それは、心臓をすうっと冷たい手で撫でられるような――どこか悲しい微笑みだった。
「そうだな。戦はおそろしい。だれにとっても災厄でしかない。だけど……一度はじめたからには、終わりにしなくちゃいけない」
白く長い指がゆっくりと黒い駒を動かす。いつだって、黒猫はその名のとおり黒を選んでいた。
闇の色。夜の色。
死者を悼む喪の色。
「勝利っていう確かな形で、決着をつけなきゃいけない」
ここにいるのはだれだと、今更のように思った。
わたしは今まで黒猫の素性を問わなかった。出会ったとき、言外に脅されたせいもある。だが何よりわたし自身が、本当の彼を知ることを避けていた。

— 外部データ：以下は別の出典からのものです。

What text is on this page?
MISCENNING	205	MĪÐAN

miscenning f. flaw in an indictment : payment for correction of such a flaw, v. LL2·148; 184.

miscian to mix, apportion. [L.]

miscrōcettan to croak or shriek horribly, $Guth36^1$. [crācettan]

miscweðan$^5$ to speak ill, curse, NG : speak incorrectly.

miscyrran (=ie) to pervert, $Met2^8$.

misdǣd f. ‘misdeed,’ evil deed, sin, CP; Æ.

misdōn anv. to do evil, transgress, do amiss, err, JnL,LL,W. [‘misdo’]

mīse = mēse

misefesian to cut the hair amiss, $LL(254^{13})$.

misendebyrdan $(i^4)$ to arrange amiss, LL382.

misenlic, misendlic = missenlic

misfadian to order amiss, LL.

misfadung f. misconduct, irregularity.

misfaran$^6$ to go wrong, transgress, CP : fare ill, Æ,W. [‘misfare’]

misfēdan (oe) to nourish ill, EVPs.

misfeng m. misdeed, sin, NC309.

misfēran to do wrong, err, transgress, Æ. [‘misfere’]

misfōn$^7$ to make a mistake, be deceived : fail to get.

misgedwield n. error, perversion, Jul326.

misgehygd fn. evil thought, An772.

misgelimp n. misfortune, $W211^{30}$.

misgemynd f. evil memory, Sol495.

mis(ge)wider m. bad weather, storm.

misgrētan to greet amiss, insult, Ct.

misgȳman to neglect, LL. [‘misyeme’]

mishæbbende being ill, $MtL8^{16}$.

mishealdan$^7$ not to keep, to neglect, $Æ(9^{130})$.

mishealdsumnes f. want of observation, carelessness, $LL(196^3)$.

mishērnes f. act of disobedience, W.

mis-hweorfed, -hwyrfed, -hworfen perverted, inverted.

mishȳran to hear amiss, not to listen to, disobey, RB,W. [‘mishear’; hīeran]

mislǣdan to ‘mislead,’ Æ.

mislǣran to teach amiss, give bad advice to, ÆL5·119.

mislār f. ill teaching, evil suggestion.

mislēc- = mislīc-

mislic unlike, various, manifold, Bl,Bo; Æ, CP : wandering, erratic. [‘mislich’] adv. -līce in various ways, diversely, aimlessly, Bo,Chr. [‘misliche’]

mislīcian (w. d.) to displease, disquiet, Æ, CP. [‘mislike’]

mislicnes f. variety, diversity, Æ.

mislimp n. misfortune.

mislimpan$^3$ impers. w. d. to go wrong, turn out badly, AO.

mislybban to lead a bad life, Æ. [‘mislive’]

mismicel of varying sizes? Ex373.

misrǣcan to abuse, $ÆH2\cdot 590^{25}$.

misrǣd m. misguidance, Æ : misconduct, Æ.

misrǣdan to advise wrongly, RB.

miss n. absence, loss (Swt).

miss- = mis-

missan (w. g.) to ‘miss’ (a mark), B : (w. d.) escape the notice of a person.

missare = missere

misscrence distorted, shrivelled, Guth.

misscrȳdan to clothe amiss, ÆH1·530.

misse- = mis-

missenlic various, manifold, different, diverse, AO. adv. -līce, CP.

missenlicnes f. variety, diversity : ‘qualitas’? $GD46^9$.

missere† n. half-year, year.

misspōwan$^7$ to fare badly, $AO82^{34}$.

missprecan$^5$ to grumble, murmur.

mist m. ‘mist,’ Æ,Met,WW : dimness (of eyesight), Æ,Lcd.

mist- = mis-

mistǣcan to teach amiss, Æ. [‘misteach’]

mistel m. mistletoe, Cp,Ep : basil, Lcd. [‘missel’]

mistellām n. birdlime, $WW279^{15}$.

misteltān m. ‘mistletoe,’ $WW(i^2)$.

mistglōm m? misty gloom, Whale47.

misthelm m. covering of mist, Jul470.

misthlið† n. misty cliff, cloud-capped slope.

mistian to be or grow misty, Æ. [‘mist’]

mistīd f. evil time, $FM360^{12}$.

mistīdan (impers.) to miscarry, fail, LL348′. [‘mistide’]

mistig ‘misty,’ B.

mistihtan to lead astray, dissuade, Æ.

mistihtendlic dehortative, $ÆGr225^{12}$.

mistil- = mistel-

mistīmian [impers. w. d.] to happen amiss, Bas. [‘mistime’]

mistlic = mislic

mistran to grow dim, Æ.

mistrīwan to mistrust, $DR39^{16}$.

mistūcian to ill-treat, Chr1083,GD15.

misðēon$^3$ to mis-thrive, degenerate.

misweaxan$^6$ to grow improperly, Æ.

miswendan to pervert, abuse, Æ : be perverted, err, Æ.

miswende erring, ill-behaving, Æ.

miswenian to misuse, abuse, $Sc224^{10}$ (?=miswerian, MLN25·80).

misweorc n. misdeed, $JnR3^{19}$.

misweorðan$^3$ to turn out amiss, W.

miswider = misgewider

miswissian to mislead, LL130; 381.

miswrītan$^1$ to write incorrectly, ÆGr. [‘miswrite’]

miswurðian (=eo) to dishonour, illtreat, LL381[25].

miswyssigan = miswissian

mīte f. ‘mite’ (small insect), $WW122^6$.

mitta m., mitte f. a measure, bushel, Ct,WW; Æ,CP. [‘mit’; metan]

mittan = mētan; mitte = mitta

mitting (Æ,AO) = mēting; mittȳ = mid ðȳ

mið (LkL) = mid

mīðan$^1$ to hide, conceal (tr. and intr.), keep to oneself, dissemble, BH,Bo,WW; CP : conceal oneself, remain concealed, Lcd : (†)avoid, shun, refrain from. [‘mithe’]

黒猫にとってわたしはただひとりの小鳥だと言ってくれたように、わたしにとってもただひとりの黒猫であってほしかったのだ。
それ以外の黒猫など、知りたくなかった。
「そのために、俺はここにいる」
黒の軍勢が白の『王』を追い詰める。あとはただ、最後の一手を下すだけ。
夜にこそ美しく輝く瞳がわたしを誘う。
「小鳥……あんたの力が必要なんだ」
ごくりと喉が鳴った。
掌にじっとりと汗が滲む。逃げ出したいのに目が逸らせない。
あなたはだれ?
声にならない問いかけに、黒猫は微かに笑みを深めた。あの夜の、彼の言葉を思い出す。
鳥籠が開かれたとき、わたしは――。
「――ッ」
わたしは渾身の力で目を閉じると、きつく歯を食い縛った。
黒猫は、すでに覚悟を決めた人間なのだ。
生きるための覚悟、己の選択によって生じたすべてを受け止める覚悟を。
では、わたしは?
わたしは……黒猫を信じたい。
たとえ彼が何者であっても、わたしの黒猫を、ともに過ごした時間を真実だと信じたい。
その果てに待つものさえも受け入れられる、強さを。
わたしは目を開けると、盤上に向かって手を伸ばした。
ひとつの黒い駒を取る。打つべき場所を迷うはずがなかった。
「――王手」
黒猫が静かに告げた。
その瞬間、わたしは新たな運命を手に入れた。